В эту минуту отряд лейтенанта Сандьена находился еще в десятке километрах, в четверти часа езды на средней скорости.
Губернатор округа Уле, сидя за рулем своей машины, поспешно выехал из Сионвилля, как только получил известие от туземного начальника округа Газа, что Морель находится на дороге Гола – Уле. Военное подразделение должно было выехать из горного района еще утром, и губернатор во что бы то ни стало хотел не допустить, чтобы Мореля убили во время стычки с французскими солдатами… Это было бы так же противоестественно, как если бы того затоптали слоны.
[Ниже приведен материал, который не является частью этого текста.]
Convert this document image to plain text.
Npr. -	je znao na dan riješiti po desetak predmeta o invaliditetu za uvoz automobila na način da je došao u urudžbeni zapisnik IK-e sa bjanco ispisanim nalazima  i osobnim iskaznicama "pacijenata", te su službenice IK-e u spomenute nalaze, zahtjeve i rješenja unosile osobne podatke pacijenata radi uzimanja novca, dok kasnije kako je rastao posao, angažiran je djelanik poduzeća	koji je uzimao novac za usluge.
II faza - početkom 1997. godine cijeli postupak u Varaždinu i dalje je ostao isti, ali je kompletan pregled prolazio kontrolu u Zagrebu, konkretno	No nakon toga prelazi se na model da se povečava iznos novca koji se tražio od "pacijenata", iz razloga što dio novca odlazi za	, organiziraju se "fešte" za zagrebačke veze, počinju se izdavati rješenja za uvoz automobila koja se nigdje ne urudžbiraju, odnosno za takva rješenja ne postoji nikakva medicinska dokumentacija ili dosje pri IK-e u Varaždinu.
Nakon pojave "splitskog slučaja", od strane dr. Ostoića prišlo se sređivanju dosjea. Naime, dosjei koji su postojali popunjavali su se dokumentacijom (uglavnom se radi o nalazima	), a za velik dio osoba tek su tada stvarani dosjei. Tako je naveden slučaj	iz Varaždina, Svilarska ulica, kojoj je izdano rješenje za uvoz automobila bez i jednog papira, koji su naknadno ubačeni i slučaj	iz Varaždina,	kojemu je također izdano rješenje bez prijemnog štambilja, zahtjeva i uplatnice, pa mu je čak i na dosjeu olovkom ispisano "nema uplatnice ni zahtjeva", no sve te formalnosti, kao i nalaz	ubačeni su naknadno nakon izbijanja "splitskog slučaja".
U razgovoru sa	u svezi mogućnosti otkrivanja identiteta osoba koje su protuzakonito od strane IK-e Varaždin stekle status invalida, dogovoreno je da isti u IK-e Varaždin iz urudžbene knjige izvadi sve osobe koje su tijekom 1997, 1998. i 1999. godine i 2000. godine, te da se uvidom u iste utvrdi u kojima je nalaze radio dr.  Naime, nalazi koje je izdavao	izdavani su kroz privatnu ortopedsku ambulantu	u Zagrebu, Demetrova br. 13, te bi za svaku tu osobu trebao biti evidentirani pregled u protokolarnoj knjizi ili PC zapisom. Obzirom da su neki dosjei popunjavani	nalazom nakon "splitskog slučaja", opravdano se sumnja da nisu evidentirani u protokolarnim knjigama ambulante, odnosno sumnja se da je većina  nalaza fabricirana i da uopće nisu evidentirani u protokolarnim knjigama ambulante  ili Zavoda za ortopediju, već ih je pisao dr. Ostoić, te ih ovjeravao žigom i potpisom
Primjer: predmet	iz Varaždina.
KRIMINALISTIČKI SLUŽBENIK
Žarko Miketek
Вот уже несколько веков, как они вместе сражаются против общего врага и ничто не может их разъединить. Губернатор накануне получил депешу, утверждавшую его в должности, и был готов поставить на карту весь свой вновь обретенный авторитет, чтобы спасти этого француза, который отказывался сдаться.
Единственный белый, видевший, как они проезжают в двадцати пяти километрах к югу от Голы, в том месте, где дорога пересекает плантацию хлопка, чтобы устремиться оттуда прямо к отрогам Уле, был мелкий старатель, по фамилии Жонке, искавший урановые месторождения. Он прибыл шесть недель назад из Европы, а сейчас возвращался в джипе с ближней плантации, где тщетно пытался заинтересовать владельца своими поисками, – по его выражению, «он испытывал нужду в кое-какой финансовой поддержке». Жонке собирался выехать с проселка, который вел от плантации на главную дорогу, но вынужден был затормозить, чтобы не наехать на всадников; он глядел, как те проезжают мимо, однако Морель не обратил на него никакого внимания. Отчет, данный Жонке об этой неожиданной встрече, примечателен по своей наивности.
– Я-то думал, что времена разбойников миновали, даже в Африке. Морель, правда, не был вооружен. Но за его спиной ехал молодой негр, вооруженный, так сказать, за двоих.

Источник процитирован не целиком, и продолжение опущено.